'It just blew up': Northern lights wow sky watchers in California Aurora Borealis seen in Owens Peak Wilderness on April 23, 2023 Courtesy of Alice Hwang Amy Graff, SFGATE April 24, 2023
Just before 9 p.m. on Sunday, the sky over California’s northern Sierra foothills glowed cotton-candy pink — “And then, five minutes later, it just blew up,” said Donovan Johnson, who was dazzled by last night’s rare showing of the northern lights over California.
Capturing the burst of colors with his Canon digital camera, Johnson was amazed that he could see the aurora borealis from his backyard in the town of Auburn, about 30 miles northeast of Sacramento.
“It only lasted for 15 minutes and then the colors faded away,” Johnson, who is an amateur nature photographer, told SFGATE over the phone. “It was my first time seeing them too, so it was kind of crazy that it was in California.”
Some edited shots from my camera. What a night. I would've never thought my first aurora sighting would be in California #cawx #northernlights #aurora #springwx pic.twitter.com/8Xm3tOthXy — Donovan Johnson (@Donovan_J19) April 24, 2023
On Sunday night, streaks of color wowed sky watchers in California for the second time in a month, with sightings reported everywhere from the Sacramento Valley to Sonoma County to Mammoth Mountain. The shimmery display previously appeared less widely, primarily in the most northern part of the state, on March 24.

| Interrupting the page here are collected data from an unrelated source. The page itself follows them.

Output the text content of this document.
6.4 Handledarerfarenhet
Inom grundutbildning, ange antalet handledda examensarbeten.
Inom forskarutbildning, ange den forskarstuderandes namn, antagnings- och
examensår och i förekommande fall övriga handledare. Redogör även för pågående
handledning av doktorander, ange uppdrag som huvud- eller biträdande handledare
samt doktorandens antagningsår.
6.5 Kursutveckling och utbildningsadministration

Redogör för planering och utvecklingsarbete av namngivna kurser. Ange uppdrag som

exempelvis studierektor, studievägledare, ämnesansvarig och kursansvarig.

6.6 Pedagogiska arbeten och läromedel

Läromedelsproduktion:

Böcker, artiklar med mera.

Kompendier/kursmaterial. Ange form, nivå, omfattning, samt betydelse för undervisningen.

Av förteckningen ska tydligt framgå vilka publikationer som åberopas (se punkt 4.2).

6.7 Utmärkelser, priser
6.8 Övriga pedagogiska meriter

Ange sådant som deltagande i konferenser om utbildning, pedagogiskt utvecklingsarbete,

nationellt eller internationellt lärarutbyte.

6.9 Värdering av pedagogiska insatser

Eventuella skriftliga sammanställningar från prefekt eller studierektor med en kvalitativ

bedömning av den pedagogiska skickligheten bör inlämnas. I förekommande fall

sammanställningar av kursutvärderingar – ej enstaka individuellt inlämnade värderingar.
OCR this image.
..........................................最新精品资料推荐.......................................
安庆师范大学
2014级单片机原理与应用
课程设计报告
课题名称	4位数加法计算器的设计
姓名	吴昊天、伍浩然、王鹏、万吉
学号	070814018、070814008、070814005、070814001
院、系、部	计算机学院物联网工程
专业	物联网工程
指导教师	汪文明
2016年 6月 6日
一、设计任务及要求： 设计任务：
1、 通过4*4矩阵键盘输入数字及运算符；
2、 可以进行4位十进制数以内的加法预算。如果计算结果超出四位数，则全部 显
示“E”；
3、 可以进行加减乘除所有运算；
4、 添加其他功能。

The northern lights usually appear in the Earth’s most remote northern latitudes, such as in parts of Alaska, Canada and Iceland, according to the National Oceanic and Atmospheric Administration. Sunday night into Monday morning, they lit up the sky over lower latitudes than usual across the world due to a severe geomagnetic storm, a level 4 out of five on NOAA’s scale. In the U.S., they occurred as far south as North Carolina, Oklahoma, California and even Arizona, said Clinton Wallace, director of NOAA’s Space Weather Prediction Center.
Geomagnetic storms drive the northern lights. These happen when the sun expels plasma, or charged particles, into the solar winds that interact with the particles trapped by the Earth’s magnetic field. The recent storm was triggered by a solar flare, or explosion, on the sun Friday afternoon, and NOAA forecast that the aurora would appear as far south as California, said Wallace.
“The flare ejected a billion tons of superheated magnetized gas into space that traveled at 2 million mph toward Earth,” he explained. “In two days, this plasma that’s magnetized reached Earth, which essentially is a big magnet as well.”
When the two magnetic fields collide, they create a geomagnetic storm. In this instance, the connection was strong, and Wallace said the storm created some of the biggest disturbances NOAA has recorded in the Earth’s magnetic field in six years. “A storm of this magnitude is very unusual,” he said. There were fluctuations in the power grid, but the effects were manageable, Wallace noted.
Eric Eisner and Alice Hwang, high school teachers from Santa Monica, knew they were seeing something special when they observed the aurora Sunday while camping in a remote part of the Owens Peak Wilderness about 100 miles northeast of Bakersfield.
“It’s the kind of thing where you wake up in the morning and you’re like, ‘Oh that must have been a dream,’ but you realize it was real,” Eisner said.
The couple, who runs the Artistic Off-Road YouTube channel to inspire people to go outdoors, caught the spectacle by chance. Eisner randomly checked the NOAA site at 8:45 p.m. and was surprised to see an “intense geomagnetic storm” in the forecast. Eisner decided to stay up to see if anything would happen, while Hwang went to bed.
Fifteen minutes later, the sky slowly started lighting up. At first, Eisner didn’t think it was the northern lights, as it seemed too unlikely to see the aurora this far south on the eastern base of the southern Sierra Nevada. He checked the map to see if there was a town nearby giving off light and realized that there were only mountains around him.
“And then the sky got brighter and I woke up Alice,” he said. “The show lasted about 20 minutes all together, and the burst in intensity for about 5 minutes, with these beams of white light coming down from the sky,” Eisner said.
Hwang summed up the experience simply: “It was surreal.”